In the meantime, I went to Target which had options that I mostly didn't understand.  So I called my friend in NYC who does understand.  Advice:  stay simple.  Just go back to T-Mobile, get one of their phones and pay them to set it up.  So that's what I did.  Chose the one I preferred from the list I made a few days earlier.  Setting it up not straightforward.  I wanted this straightforward.  To do that I needed to select another Samsung Phone.  They had one in my budget, so now we're ready to go.  The agent plugged stuff in.  I added a new charger and a screen protector, as cracked screen from dropping is the most likely source of premature demise not covered by warranty.  Agent said all done.  Since it has C-cords, I went to Five Below down the road apiece, purchasing one cord with a C-insert at each end and another with a C-port for the phone and a USB port for my car's outlet to use it when driving.  

As soon as I got in my car, I realized that the Toyota App did not transfer.  Neither did any of my other apps.  I reinstalled Toyota, paired my new phone, confirmed that I could connect to the car's navigation system.  Then home, more than a little irritated as I settled on the Samsung brand because it could make the new phone identical to my old one.  My wife being a much nicer person than me, most notably when I am irate, we both headed back to the T-Mobile store.  Yes, the apps should have transferred but that requires a minimum level of charge on the old device, which it didn't have.  So I charged it in the store, he then transferred the apps and confirmed that the transfer would complete in an hour or so even when no longer plugged in.  

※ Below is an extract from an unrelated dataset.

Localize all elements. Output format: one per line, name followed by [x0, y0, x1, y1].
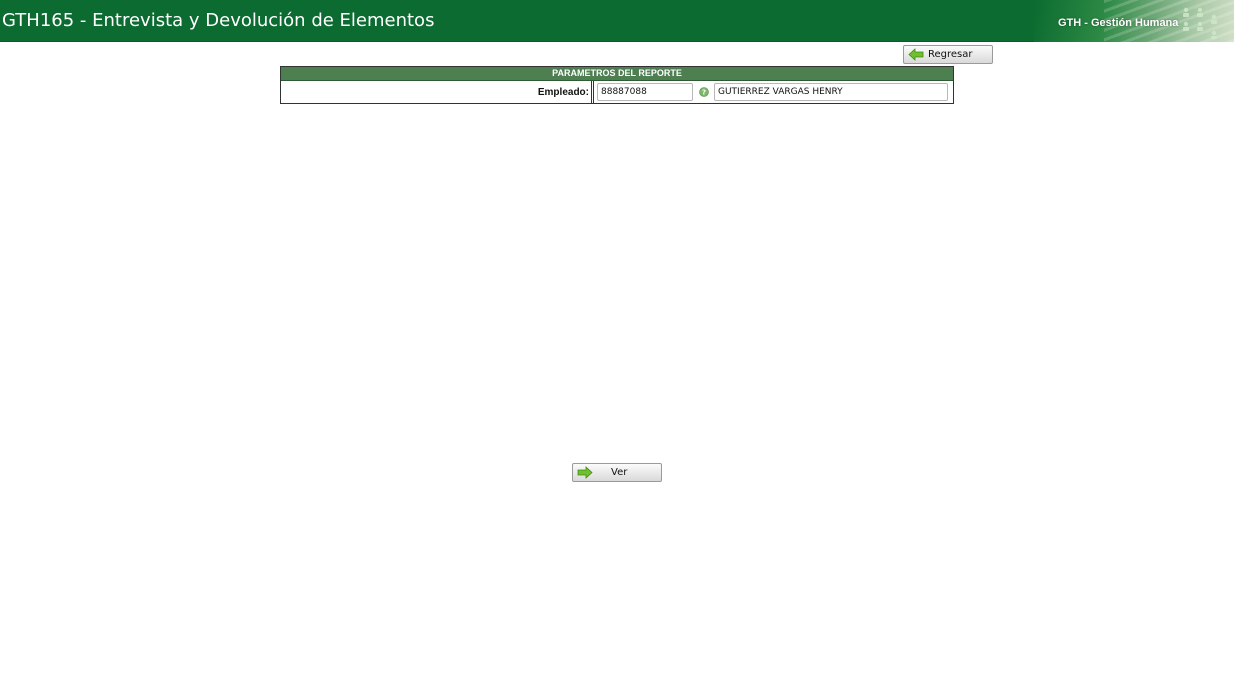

I returned home with all my stuff in the pink paper shopping bag with the T-Mobile logo.  Left it on a kitchen chair overnight.  The apps all transferred, though they appear on the new screen in a different order than the old one.  But I think I'm ready to do things that I did with the previous device.  I can check email, access the internet, take pictures, make a YouTube additions to my dr. plotzker's mind series, read library books from Hoopla, and ignore text messages.  A bit more of an ordeal than I would have liked.  Takes some time getting used to the new format.  Generally my phones last four years or so, almost regarded as semi-disposables, but I anticipated nearly full restoration of previous utility soon.